Ali Ilıksoy'un sözlerinden şunu anlıyorum ben:

Ya kırk katır, ya kırk satır.

Ya bozuk, işe yaramaz bir köprü.

Ya da temizlenmeyi engelleyecek dubalı köprü.

Kimsenin dilinden düşürmediği bu bilgi çağında, bu yüksek teknoloji saltanatında ne inanılmaz bir çıkmaz sokak.

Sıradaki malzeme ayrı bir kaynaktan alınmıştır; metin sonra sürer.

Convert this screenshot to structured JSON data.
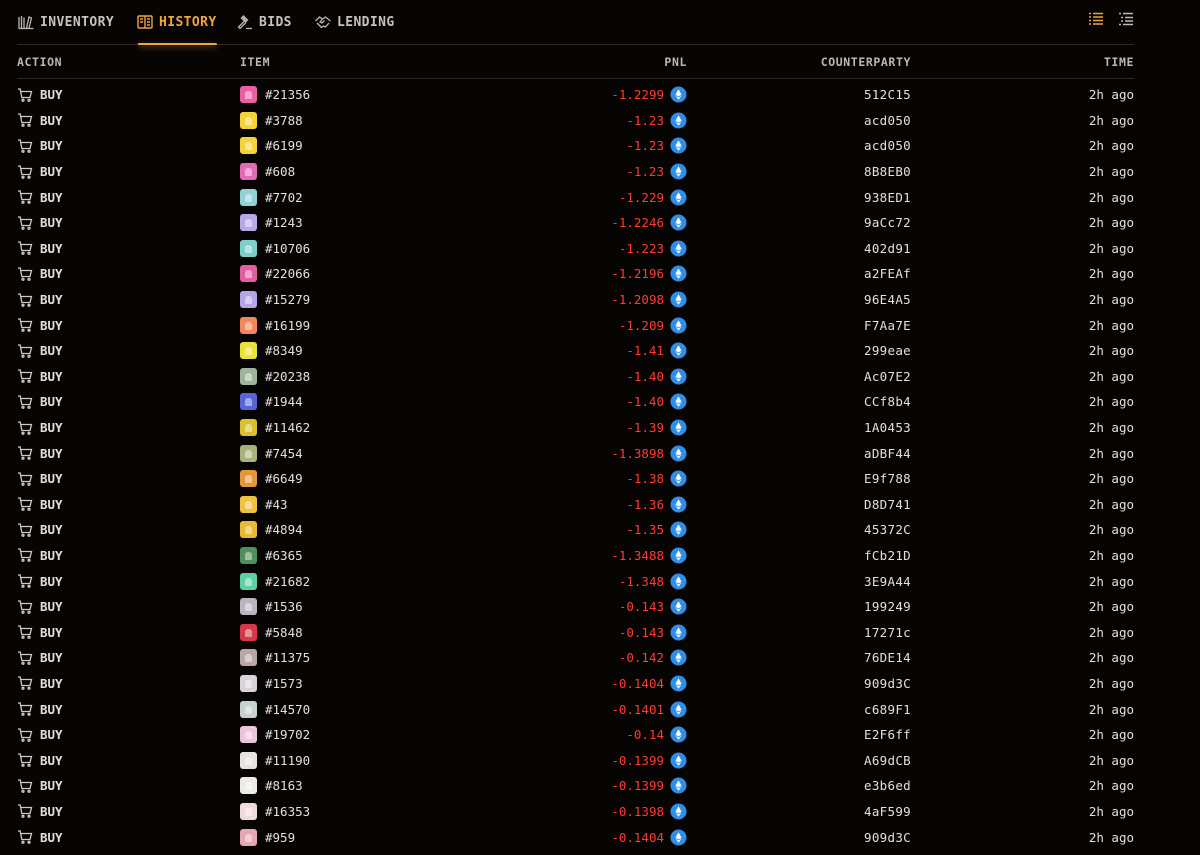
{
  "tabs": [
    {
      "label": "INVENTORY",
      "icon": "inventory-books-icon",
      "active": false
    },
    {
      "label": "HISTORY",
      "icon": "history-book-icon",
      "active": true
    },
    {
      "label": "BIDS",
      "icon": "gavel-icon",
      "active": false
    },
    {
      "label": "LENDING",
      "icon": "handshake-icon",
      "active": false
    }
  ],
  "view_toggles": [
    {
      "icon": "detailed-list-icon",
      "active": true
    },
    {
      "icon": "compact-list-icon",
      "active": false
    }
  ],
  "columns": {
    "action": "ACTION",
    "item": "ITEM",
    "pnl": "PNL",
    "counterparty": "COUNTERPARTY",
    "time": "TIME"
  },
  "colors": {
    "accent": "#f2a53b",
    "negative": "#ff3b30",
    "eth_badge": "#2f8fe8",
    "background": "#070404"
  },
  "rows": [
    {
      "action": "BUY",
      "item": "#21356",
      "pnl": "-1.2299",
      "counterparty": "512C15",
      "time": "2h ago",
      "thumb_color": "#e85fa6"
    },
    {
      "action": "BUY",
      "item": "#3788",
      "pnl": "-1.23",
      "counterparty": "acd050",
      "time": "2h ago",
      "thumb_color": "#f4d23a"
    },
    {
      "action": "BUY",
      "item": "#6199",
      "pnl": "-1.23",
      "counterparty": "acd050",
      "time": "2h ago",
      "thumb_color": "#f4d23a"
    },
    {
      "action": "BUY",
      "item": "#608",
      "pnl": "-1.23",
      "counterparty": "8B8EB0",
      "time": "2h ago",
      "thumb_color": "#e36ab5"
    },
    {
      "action": "BUY",
      "item": "#7702",
      "pnl": "-1.229",
      "counterparty": "938ED1",
      "time": "2h ago",
      "thumb_color": "#8fd3d6"
    },
    {
      "action": "BUY",
      "item": "#1243",
      "pnl": "-1.2246",
      "counterparty": "9aCc72",
      "time": "2h ago",
      "thumb_color": "#b7a8e6"
    },
    {
      "action": "BUY",
      "item": "#10706",
      "pnl": "-1.223",
      "counterparty": "402d91",
      "time": "2h ago",
      "thumb_color": "#7fcfc9"
    },
    {
      "action": "BUY",
      "item": "#22066",
      "pnl": "-1.2196",
      "counterparty": "a2FEAf",
      "time": "2h ago",
      "thumb_color": "#e05fa3"
    },
    {
      "action": "BUY",
      "item": "#15279",
      "pnl": "-1.2098",
      "counterparty": "96E4A5",
      "time": "2h ago",
      "thumb_color": "#b7a4e4"
    },
    {
      "action": "BUY",
      "item": "#16199",
      "pnl": "-1.209",
      "counterparty": "F7Aa7E",
      "time": "2h ago",
      "thumb_color": "#f2865c"
    },
    {
      "action": "BUY",
      "item": "#8349",
      "pnl": "-1.41",
      "counterparty": "299eae",
      "time": "2h ago",
      "thumb_color": "#e8e23a"
    },
    {
      "action": "BUY",
      "item": "#20238",
      "pnl": "-1.40",
      "counterparty": "Ac07E2",
      "time": "2h ago",
      "thumb_color": "#9fb59a"
    },
    {
      "action": "BUY",
      "item": "#1944",
      "pnl": "-1.40",
      "counterparty": "CCf8b4",
      "time": "2h ago",
      "thumb_color": "#5a63d8"
    },
    {
      "action": "BUY",
      "item": "#11462",
      "pnl": "-1.39",
      "counterparty": "1A0453",
      "time": "2h ago",
      "thumb_color": "#d9c02c"
    },
    {
      "action": "BUY",
      "item": "#7454",
      "pnl": "-1.3898",
      "counterparty": "aDBF44",
      "time": "2h ago",
      "thumb_color": "#a8b27a"
    },
    {
      "action": "BUY",
      "item": "#6649",
      "pnl": "-1.38",
      "counterparty": "E9f788",
      "time": "2h ago",
      "thumb_color": "#e6963c"
    },
    {
      "action": "BUY",
      "item": "#43",
      "pnl": "-1.36",
      "counterparty": "D8D741",
      "time": "2h ago",
      "thumb_color": "#f0c244"
    },
    {
      "action": "BUY",
      "item": "#4894",
      "pnl": "-1.35",
      "counterparty": "45372C",
      "time": "2h ago",
      "thumb_color": "#e8b934"
    },
    {
      "action": "BUY",
      "item": "#6365",
      "pnl": "-1.3488",
      "counterparty": "fCb21D",
      "time": "2h ago",
      "thumb_color": "#4f8f5c"
    },
    {
      "action": "BUY",
      "item": "#21682",
      "pnl": "-1.348",
      "counterparty": "3E9A44",
      "time": "2h ago",
      "thumb_color": "#5fcfa4"
    },
    {
      "action": "BUY",
      "item": "#1536",
      "pnl": "-0.143",
      "counterparty": "199249",
      "time": "2h ago",
      "thumb_color": "#b8b4c0"
    },
    {
      "action": "BUY",
      "item": "#5848",
      "pnl": "-0.143",
      "counterparty": "17271c",
      "time": "2h ago",
      "thumb_color": "#d23a4a"
    },
    {
      "action": "BUY",
      "item": "#11375",
      "pnl": "-0.142",
      "counterparty": "76DE14",
      "time": "2h ago",
      "thumb_color": "#b9a7a7"
    },
    {
      "action": "BUY",
      "item": "#1573",
      "pnl": "-0.1404",
      "counterparty": "909d3C",
      "time": "2h ago",
      "thumb_color": "#d7d3d8"
    },
    {
      "action": "BUY",
      "item": "#14570",
      "pnl": "-0.1401",
      "counterparty": "c689F1",
      "time": "2h ago",
      "thumb_color": "#c5d2cd"
    },
    {
      "action": "BUY",
      "item": "#19702",
      "pnl": "-0.14",
      "counterparty": "E2F6ff",
      "time": "2h ago",
      "thumb_color": "#e9c6de"
    },
    {
      "action": "BUY",
      "item": "#11190",
      "pnl": "-0.1399",
      "counterparty": "A69dCB",
      "time": "2h ago",
      "thumb_color": "#e8e2e2"
    },
    {
      "action": "BUY",
      "item": "#8163",
      "pnl": "-0.1399",
      "counterparty": "e3b6ed",
      "time": "2h ago",
      "thumb_color": "#ecebe6"
    },
    {
      "action": "BUY",
      "item": "#16353",
      "pnl": "-0.1398",
      "counterparty": "4aF599",
      "time": "2h ago",
      "thumb_color": "#efd9dc"
    },
    {
      "action": "BUY",
      "item": "#959",
      "pnl": "-0.1404",
      "counterparty": "909d3C",
      "time": "2h ago",
      "thumb_color": "#e6a7b2"
    }
  ]
}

Küçücük Haliç'e akıntıları önlemeyecek, çökme tehlikesi taşımayan, açılıp kapanabilen, gemileri içerde mahsur bırakmayacak teknik özelliklere sahip doğrudürüst bir köprü yapılamıyor.

Köprü, baraj, gökdelen:

Büyük mimari projeler, azgelişmiş ülkelerin kendilerini gelişmiş ülkelerle kıyaslayarak her gün tazeledikleri aşağılık kompleksini yenmenin bir yoludur.

Şehrimizde New York'takiler gibi dizi dizi gökdelen varsa, denizlerimizi dünyanın en uzun üçüncü ya da dördüncü köprüsü süslüyorsa, kendimizi bir New York'lu, bir San Francisco'lu gibi hissedebiliriz.

Sonra bir yangın çıkar, o gökdelenlerde yangın merdiveni olmadığını farkederiz.

Sonra bir deprem olur, o kulelerin yapımında malzeme çalındığını anlarız.

Sonra biz Üçüncü Köprü'yü tartışırken, şehrimizin en küçük köprüsünün çökmek üzere olduğunu öğreniriz.